The US Senate trial to impeach President Donald Trump is a history-making event for Americans but most major foreign governments are showing little interest.
Many governments would be pleased to see Trump go partly because of his bullying style in US foreign policy. But there seems to be little appetite for an ouster through impeachment rather than electoral defeat.
The Senate trial’s content and tone have decreased confidence in the ability of the Democratic party to dethrone Trump by winning the November elections. More so, since the case of House impeachment managers now rests mainly on an unlikely Senate decision to call John Bolton, the former national security advisor, as a witness.
Bolton is disliked by many in Europe and Asia as a warmonger and proponent of muscular US foreign, who treats international agreements with disdain.
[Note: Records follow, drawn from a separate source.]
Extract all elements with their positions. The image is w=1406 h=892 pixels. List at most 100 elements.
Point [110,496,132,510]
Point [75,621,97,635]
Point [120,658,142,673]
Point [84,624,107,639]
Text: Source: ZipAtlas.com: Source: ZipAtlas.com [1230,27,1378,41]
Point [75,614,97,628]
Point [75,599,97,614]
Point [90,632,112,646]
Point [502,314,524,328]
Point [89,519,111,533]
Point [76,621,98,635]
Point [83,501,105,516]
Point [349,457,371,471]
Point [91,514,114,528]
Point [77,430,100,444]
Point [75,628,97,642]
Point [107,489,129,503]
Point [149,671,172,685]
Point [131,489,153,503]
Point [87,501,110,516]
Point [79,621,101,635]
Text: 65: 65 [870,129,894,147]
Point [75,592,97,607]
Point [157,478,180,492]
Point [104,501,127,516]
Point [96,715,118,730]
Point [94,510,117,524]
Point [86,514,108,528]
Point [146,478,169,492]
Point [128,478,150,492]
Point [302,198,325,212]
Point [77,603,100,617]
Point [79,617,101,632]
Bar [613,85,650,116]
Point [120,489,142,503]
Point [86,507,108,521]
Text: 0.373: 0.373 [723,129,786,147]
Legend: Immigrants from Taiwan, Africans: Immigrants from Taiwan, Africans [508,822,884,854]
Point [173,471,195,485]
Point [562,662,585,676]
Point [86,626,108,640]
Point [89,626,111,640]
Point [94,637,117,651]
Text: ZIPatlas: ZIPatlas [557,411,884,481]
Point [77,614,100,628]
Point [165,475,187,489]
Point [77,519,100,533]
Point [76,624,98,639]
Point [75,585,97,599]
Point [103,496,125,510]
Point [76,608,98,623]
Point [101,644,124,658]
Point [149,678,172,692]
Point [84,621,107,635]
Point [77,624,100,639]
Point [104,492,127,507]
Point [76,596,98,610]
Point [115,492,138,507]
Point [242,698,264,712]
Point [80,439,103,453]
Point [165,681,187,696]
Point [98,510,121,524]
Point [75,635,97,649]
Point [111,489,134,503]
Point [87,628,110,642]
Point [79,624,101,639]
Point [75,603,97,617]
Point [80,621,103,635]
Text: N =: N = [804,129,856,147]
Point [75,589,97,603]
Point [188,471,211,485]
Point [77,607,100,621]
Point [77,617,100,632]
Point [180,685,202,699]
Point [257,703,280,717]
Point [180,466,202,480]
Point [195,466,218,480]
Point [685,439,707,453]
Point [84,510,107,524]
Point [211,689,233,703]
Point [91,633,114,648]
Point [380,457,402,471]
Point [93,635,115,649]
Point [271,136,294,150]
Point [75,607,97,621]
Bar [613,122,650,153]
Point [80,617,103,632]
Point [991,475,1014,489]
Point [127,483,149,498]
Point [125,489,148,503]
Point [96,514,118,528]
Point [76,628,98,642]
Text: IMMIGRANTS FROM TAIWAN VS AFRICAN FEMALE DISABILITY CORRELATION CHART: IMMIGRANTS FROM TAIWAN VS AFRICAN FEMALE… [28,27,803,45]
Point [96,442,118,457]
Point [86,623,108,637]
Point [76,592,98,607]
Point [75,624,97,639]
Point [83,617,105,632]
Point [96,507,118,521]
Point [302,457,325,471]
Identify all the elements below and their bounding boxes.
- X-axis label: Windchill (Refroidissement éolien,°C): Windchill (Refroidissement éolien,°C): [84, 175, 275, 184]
In the recent past, lead House impeachment manager Adam Schiff and other Democrats repeatedly rejected Bolton as lacking credibility and prone to conspiracy theories. Schiff is now rooting for Bolton as a credible witness. Such politically convenient about-turns undermine confidence in the process.
Trump’s impeachment by the Senate would likely to be welcomed by most foreign countries and increase confidence in American democracy as a lighthouse for others around the world.
But the hasty congressional process and the blatantly partisan Senate trial have given cause to perceive impeachment as a domestic political maneuver. Worse, it is a futile maneuver with a foregone victory for Trump delivered by the Senate’s Republic majority.
Trump’s victory will be Pyrrhic because it will not remove doubts about his abuse of presidential power and the ethical pusillanimity of many Republican lawmakers.
In turn, Democrats will have reduced a grave constitutional process to a political ploy to turn swing voters against Trump just months before presidential elections.
Such perceptions about democratic process are damaging for US influence among its allies and friends. Early evidence is the rarity of foreign commentary, despite detailed news reports.
Almost anything the US does, e.g. Trump’s Middle East peace plan, quarrels with Iran, and trade conflicts with China and Europe, produce copious analyses and editorials around the world.
But the momentous event of a US President’s impeachment is being treated at arm’s length if not outright scorn.
The House took a foreign policy event in Ukraine as the spearhead to impeach the President. But it utterly failed to convince any significant foreign audience that impeachment is not the backdoor for apprehensive Democrats to take votes away from Trump in the forthcoming elections.
Many governments would like to see Trump go because he has undermined respect for international law and multilateral cooperation in everything he has touched, including the global struggle against adverse climate change impacts.
However, it now seems that the impeachment process will leave him in a stronger position to win in November and use his second term to further disrupt international cooperation or incite more violence in the Middle East and elsewhere.